Former Tory MP Sam Gyimah says his new party will still be campaigning for a second referendum – despite its plans to make cancelling Brexit its main policy on Europe.
He was sacked from the Conservative party for rebelling to vote take a no-deal Brexit off the table.
Members of the anti-Brexit party are expected to back a move during their conference in Bournemouth to write the revoking of Article 50 into its manifesto for the next election.
But the former Conservative minister said the Lib Dem policy would only come into play if it won a general election outright.
With the Lib Dems polling anywhere between 16 and 20%, the party could be a kingmaker in any future coalition rather than the largest party in its own right.
Speaking on Sky News’s Sophy Ridge On Sunday from the party conference, Mr Gyimah said: “The position is, if the Liberal Democrats were to win a general election their policy would be to revoke Article 50.
“Revocation would be on condition that the British public have overwhelming voted for a Lib Dem government.
“If you vote for a government, you would say they should implement their policy and that is what they would be doing.
“The party is still supporting a People’s Vote as a way to break the Brexit deadlock.
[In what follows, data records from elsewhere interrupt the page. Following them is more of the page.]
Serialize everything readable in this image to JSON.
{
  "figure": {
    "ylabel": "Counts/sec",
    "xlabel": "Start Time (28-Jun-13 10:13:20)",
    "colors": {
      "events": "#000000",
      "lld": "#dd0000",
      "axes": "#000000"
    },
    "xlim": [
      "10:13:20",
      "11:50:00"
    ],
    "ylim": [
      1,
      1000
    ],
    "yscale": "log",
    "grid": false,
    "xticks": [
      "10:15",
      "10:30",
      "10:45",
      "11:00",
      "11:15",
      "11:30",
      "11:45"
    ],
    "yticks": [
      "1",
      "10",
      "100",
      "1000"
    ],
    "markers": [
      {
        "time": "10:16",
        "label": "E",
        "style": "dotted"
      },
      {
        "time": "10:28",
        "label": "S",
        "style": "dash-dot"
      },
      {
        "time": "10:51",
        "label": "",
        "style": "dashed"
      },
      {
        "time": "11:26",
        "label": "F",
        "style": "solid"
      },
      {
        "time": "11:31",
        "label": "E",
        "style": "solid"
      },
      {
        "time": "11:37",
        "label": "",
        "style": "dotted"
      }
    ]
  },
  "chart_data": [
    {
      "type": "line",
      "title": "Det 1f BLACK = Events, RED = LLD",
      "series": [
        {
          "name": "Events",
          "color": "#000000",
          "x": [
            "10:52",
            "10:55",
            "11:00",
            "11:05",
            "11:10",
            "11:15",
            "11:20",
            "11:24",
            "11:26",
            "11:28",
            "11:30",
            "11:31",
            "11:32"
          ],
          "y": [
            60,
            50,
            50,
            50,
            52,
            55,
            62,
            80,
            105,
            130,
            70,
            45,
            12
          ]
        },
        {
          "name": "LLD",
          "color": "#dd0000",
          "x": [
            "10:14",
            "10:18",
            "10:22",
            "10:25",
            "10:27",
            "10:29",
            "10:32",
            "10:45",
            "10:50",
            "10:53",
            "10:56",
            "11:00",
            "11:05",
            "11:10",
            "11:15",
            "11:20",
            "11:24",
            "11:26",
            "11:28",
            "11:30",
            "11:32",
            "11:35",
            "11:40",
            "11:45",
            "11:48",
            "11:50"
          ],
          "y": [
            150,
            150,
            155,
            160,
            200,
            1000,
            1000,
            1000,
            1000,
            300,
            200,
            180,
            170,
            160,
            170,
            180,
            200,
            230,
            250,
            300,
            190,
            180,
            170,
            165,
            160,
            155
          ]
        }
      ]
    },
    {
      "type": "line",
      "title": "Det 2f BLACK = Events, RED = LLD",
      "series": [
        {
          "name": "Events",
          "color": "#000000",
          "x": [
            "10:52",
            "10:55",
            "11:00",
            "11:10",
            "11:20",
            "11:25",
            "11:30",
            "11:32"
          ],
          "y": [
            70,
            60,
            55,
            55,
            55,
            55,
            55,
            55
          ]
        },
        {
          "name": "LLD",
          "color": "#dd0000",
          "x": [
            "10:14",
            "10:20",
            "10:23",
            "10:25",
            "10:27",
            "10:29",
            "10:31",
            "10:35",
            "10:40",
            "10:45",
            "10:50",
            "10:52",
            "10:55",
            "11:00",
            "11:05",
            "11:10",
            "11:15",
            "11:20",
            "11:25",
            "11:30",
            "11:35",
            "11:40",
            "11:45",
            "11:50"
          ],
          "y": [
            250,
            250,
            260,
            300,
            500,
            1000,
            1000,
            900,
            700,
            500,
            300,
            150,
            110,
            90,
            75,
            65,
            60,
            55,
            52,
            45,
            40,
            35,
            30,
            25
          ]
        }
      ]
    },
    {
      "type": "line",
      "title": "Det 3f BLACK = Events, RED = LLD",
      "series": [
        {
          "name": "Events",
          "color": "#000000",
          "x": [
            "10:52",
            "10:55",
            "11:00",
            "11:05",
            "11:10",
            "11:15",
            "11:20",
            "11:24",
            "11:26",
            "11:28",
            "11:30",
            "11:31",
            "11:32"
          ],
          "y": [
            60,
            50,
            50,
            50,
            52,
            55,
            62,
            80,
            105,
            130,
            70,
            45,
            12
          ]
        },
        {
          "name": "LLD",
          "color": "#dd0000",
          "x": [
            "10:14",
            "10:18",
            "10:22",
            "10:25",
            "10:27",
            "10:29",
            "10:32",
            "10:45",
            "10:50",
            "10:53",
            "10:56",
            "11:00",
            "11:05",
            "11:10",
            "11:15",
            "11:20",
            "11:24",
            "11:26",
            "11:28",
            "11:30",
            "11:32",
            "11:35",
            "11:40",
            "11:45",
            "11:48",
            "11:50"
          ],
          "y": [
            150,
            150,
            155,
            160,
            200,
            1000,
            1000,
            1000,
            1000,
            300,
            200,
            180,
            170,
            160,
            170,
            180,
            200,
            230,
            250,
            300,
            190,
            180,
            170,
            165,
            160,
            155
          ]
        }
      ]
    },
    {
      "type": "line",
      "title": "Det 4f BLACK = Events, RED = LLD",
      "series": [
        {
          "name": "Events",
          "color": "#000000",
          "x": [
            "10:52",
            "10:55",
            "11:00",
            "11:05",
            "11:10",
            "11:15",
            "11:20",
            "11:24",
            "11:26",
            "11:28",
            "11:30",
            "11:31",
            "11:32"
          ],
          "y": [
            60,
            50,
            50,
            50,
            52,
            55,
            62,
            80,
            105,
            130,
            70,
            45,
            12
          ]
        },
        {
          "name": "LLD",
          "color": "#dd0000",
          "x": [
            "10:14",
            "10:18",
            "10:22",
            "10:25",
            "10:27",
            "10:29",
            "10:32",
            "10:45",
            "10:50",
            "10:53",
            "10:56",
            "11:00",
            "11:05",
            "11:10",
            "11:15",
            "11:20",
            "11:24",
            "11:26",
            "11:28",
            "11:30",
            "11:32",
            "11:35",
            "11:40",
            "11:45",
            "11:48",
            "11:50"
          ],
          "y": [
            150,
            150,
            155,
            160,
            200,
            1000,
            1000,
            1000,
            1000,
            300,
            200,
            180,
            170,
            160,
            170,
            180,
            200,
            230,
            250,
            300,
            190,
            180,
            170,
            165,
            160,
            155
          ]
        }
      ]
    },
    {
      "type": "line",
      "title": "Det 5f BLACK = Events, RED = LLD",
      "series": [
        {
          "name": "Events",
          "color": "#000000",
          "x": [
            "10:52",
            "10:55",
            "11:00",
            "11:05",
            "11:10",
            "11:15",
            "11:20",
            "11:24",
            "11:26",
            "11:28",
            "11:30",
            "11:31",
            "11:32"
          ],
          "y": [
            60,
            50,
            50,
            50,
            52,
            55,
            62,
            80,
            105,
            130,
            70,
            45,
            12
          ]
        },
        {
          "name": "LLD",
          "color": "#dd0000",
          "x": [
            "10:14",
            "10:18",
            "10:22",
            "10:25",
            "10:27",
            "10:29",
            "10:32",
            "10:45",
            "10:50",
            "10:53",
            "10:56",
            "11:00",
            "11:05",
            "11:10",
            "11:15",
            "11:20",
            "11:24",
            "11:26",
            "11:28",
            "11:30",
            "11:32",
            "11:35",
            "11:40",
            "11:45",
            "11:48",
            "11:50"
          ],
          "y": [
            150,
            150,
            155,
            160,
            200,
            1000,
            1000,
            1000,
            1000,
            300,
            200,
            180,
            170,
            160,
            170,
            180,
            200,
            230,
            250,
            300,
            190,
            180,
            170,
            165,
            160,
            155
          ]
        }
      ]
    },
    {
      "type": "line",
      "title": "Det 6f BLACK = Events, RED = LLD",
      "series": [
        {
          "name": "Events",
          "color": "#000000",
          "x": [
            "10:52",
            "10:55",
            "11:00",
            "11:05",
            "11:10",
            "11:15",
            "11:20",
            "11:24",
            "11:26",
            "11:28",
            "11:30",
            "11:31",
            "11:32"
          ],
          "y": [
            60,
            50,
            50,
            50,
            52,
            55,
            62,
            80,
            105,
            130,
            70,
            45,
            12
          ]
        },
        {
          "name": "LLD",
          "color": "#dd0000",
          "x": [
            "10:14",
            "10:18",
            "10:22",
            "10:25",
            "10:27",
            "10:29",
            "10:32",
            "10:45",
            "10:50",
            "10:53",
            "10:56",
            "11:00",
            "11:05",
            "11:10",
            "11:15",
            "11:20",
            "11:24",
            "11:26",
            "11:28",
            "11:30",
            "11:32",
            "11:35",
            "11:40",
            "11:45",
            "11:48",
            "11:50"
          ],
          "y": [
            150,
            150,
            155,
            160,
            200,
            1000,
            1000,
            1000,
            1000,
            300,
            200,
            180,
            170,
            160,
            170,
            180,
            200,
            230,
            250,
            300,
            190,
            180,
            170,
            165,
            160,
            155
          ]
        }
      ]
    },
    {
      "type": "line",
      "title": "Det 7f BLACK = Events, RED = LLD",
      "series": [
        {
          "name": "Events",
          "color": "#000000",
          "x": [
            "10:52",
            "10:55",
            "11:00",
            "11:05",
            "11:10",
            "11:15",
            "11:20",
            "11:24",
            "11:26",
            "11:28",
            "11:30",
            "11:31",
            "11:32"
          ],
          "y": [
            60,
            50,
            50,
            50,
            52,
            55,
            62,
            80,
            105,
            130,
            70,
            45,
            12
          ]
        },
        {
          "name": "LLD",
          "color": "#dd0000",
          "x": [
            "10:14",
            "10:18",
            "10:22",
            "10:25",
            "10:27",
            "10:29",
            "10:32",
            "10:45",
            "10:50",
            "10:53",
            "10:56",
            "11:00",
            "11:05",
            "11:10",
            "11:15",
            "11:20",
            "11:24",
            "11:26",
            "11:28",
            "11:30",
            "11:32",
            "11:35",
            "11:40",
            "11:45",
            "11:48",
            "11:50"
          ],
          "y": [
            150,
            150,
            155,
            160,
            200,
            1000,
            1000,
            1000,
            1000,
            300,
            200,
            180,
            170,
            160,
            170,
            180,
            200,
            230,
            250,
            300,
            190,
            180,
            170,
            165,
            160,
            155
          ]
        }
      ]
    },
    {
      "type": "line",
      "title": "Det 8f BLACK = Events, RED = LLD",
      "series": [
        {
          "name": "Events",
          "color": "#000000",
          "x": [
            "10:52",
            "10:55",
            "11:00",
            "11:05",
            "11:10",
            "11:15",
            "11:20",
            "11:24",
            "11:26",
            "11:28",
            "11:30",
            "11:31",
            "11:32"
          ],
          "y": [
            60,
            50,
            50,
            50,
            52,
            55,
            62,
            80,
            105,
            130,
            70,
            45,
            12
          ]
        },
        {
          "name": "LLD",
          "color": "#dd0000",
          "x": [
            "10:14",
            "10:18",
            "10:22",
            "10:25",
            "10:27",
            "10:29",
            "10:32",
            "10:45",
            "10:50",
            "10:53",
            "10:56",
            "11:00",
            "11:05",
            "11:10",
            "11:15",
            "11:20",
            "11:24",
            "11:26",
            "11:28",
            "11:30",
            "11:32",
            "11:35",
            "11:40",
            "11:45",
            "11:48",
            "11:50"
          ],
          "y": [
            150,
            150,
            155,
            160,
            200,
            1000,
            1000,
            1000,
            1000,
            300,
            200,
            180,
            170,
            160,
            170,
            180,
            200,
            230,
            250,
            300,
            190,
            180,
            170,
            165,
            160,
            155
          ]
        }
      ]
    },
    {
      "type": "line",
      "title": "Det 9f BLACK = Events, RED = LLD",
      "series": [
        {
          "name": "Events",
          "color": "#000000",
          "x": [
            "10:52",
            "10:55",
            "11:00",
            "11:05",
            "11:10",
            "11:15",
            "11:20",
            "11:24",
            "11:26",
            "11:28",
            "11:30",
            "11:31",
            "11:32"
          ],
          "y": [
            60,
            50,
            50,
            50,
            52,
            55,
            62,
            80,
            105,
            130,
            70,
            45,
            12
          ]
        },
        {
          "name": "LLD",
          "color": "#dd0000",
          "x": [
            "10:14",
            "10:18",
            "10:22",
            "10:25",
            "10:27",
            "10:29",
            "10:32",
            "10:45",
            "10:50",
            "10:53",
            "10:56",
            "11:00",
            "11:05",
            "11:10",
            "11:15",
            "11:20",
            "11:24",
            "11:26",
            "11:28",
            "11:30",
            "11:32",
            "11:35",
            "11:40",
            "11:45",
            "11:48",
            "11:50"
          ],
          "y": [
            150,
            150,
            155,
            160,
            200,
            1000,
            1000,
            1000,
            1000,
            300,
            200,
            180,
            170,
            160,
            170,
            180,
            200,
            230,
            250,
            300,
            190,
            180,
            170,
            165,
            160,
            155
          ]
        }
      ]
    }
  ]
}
If you want to resolve Brexit, the best way is to have a People’s Vote’now that we all know what is negotiable.”
The former aide to David Cameron said the Conservative Party no longer stood for "liberal values".
He said it "became very clear" during the Tory leadership contest, which he stood in, that there were not enough moderate MPs left in the party.
"It has done something unprecedented - it has withdrawn the whip from moderate MPs," Mr Gyimah said.
"The stark reality is that I had to face up to the fact that the Tory Party is in a different place.
"If I want to stand up for liberal values, then the Conservative Party is no longer the place to do that."
Chuka Umunna, who defected from Change UK to the Lib Dems, welcomed Mr Gyimah to the party, but said the Tories have become a "right-wing, populist, nationalist party".
Speaking to Sophy Ridge On Sky, he said: "The ejection of 21 Conservative MPs including Sam Gyimah, who we are incredibly happy to now have in the Liberal Democrats, wasn't just an ejection of heavyweights, substantial individuals who command respect across the House of Commons, you actually saw the ejection of an entire tradition, the one nation Disraeli tradition, from the Conservative Party."
Mr Umunna said another Tory defector Dr Phillip Lee, who has been criticised for failing to vote in support equal marriage, has liberal values and is an important part of the party.
He said both Labour and the Tories "as they are currently configured" are not parties the Lib Dems could currently work with.
Mr Gyimah said there was “every chance” he could fight his current seat of East Surrey at the next election.
He secured a majority of almost 24,000 votes for the Tory Party at the snap election under Theresa May’s leadership two years ago.
“Since 2017, public opinion has shifted since then,” he said. “But there will be an election, as we all know, very soon and I will decide what I will do then.
“A lot has happened in a short space of time and those discussions are yet to come.”
For any MP to defect to the Lib Dems, the local constituency parties must first agree, meaning Mr Gyimah is being backed by Liberal Democrats in East Surrey.